You may not have committed the harm—but:


  • Did you inherit wealth, status, or opportunity because others were excluded or exploited?
  • Are you part of a group that continues to deny or downplay its role?
  • Do you support institutions that have yet to make amends?



If the answer is yes, then you are connected.

And connection brings responsibility.


Not for what you personally did. But for what your collective has done, and still refuses to repair.




How Collective Moral Responsibility Works


Smith identifies key conditions under which groups can be held morally responsible:


  1. Shared identity — The group sees itself as a unit (e.g., a nation, church, corporation).
  2. Coordinated action or policy — The harm came from deliberate, structured behavior.
  3. Enduring legacy — The group or its successors still exist, and still benefit.
  4. Moral awareness — The harm is known, or should be known, and the group is capable of acting on that knowledge.



In these cases, collective apology becomes not just appropriate—but essential.


It says:


“This harm was not an accident. It was a product of who we were—and who, in some ways, we still are.”


And it begins the slow, difficult process of change.




Real-World Examples


  • Germany continues to offer public acknowledgment and financial reparations for its role in the Holocaust, based on a clear understanding of collective moral responsibility.
  • Canadian churches and government have issued collective apologies for their roles in Indigenous residential schools, where policies were enforced for generations.
  • Universities like Georgetown and Harvard are beginning to reckon with their historical ties to slavery—not because current faculty or students are guilty, but because the institution still benefits from past injustice.



These are not perfect efforts. But they model what it looks like for collectives to say:

“We were part of this. We still carry its legacy. And we are accountable.”




Why This Matters for Apology—and for Justice


If collectives can cause harm, they must also be capable of apologizing, repairing, and reforming.


Without collective responsibility, apology is reduced to isolated gestures—symbolic but disconnected from real power.


With it, apology becomes a tool for:


  • Structural change
  • Educational truth-telling
  • Community healing
  • Intergenerational accountability



And for those harmed, it offers something even deeper: validation. The acknowledgment that their pain was not personal failure, but systemic harm—and that it is finally being recognized.




Reflection Questions for Readers:


  • Are you part of any institution, community, or nation that may owe an apology for past or ongoing harm?
  • Have you ever benefited—consciously or not—from structures built on the suffering of others?
  • What would it mean to say, “This isn’t just their problem. It’s ours. And we’re ready to face it together”?

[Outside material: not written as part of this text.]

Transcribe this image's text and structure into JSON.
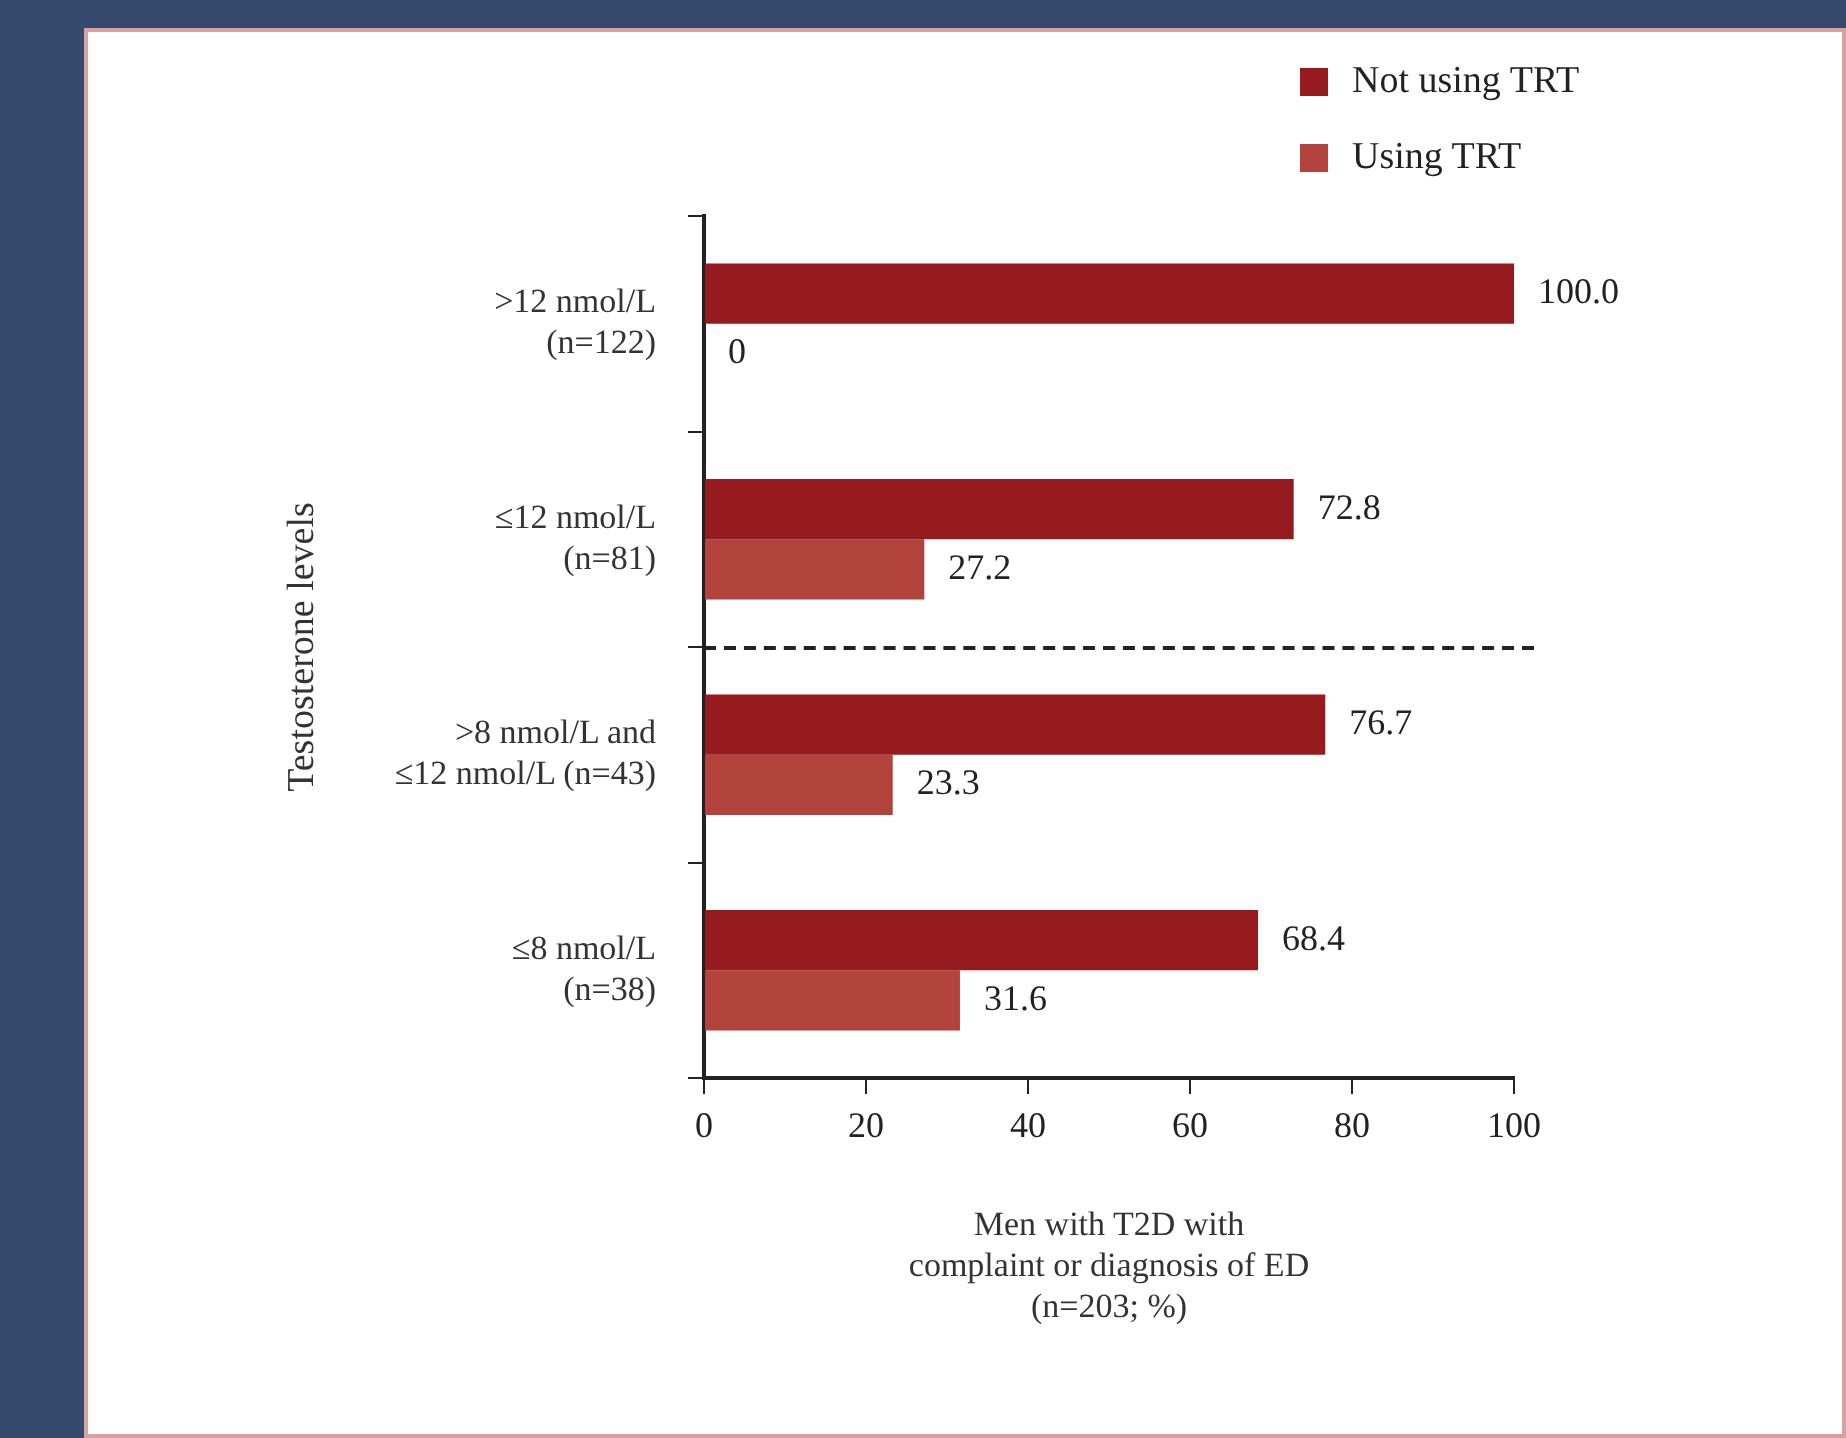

Apologizing Together, Changing Together


The truth is: most of the harm that breaks our world is not caused by monsters. It’s caused by systems. Norms. Structures. Groups.


That means our healing must also be collective.


We must learn how to apologize together.

How to listen together.

How to change—not just as individuals, but as a people.


Because only then can we say, with integrity:


“We didn’t just grieve the harm.

We understood our role in it.

And we chose to make it right—together.”